There were occasional needs for minor repairs and the problem with the interior trim that the Toyota dealer refused to acknowledge as a manufacturing problem and which I never pursued “farther up the chain.” There was an obvious incompatibility between the adhesive and the coloring; within two years the faux wood trim began to look like fungi were devouring the pattern. It was a small aggravation and certainly tolerable given the car’s other attributes.
Over the years, we rolled up the miles: vacationing, visiting the kids, commuting to work, running errands. Eventually, indicator lights quit working. Eventually, I had those replaced. Minor things, easily and affordably repaired. Then, the car began leaking oil. Not using it, not burning it up in big, blue clouds of embarrassing smoke. Leaking it. On the garage floor, on the street, anywhere the car sat running for even a half-minute, it left a pool of oil. Our mechanic, who has been a mechanic for a few decades and a few thousand cars, said, “Man! I’ve never seen a car throw out that much oil! We had that thing running while it was up on the rack; I thought I’d taken an oil shower.”

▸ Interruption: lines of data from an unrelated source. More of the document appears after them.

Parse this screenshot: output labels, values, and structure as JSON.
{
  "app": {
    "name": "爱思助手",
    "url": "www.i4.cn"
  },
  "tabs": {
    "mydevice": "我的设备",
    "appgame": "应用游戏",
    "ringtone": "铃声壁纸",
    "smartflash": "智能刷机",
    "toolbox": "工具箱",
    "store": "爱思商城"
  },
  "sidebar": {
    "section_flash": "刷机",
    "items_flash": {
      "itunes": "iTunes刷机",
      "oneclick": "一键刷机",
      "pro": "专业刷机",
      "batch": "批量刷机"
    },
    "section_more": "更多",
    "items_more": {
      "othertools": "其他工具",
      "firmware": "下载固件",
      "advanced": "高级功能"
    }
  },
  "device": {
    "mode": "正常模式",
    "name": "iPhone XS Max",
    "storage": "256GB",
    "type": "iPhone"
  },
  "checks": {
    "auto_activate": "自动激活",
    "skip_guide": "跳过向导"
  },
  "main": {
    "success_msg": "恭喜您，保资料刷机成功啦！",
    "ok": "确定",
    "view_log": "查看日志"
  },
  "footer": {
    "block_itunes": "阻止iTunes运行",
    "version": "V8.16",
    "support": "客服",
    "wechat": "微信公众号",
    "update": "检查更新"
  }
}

A bar of soap, several oil seals and six hundred dollars later, no more oil leak. No more oil on the garage floor, on the streets or in our ride buddy’s driveway. It was a good change. And besides, it was time for a new timing belt, anyway.
Even the most rugged of us need a bit of monitoring and maintenance over the years. Someone to see the things that we can’t see and to let us know what we need to know, even if we don’t necessarily want to know it. Sometimes, the very person who needs a spiritual overhaul is the only one in the neighborhood who doesn’t know it.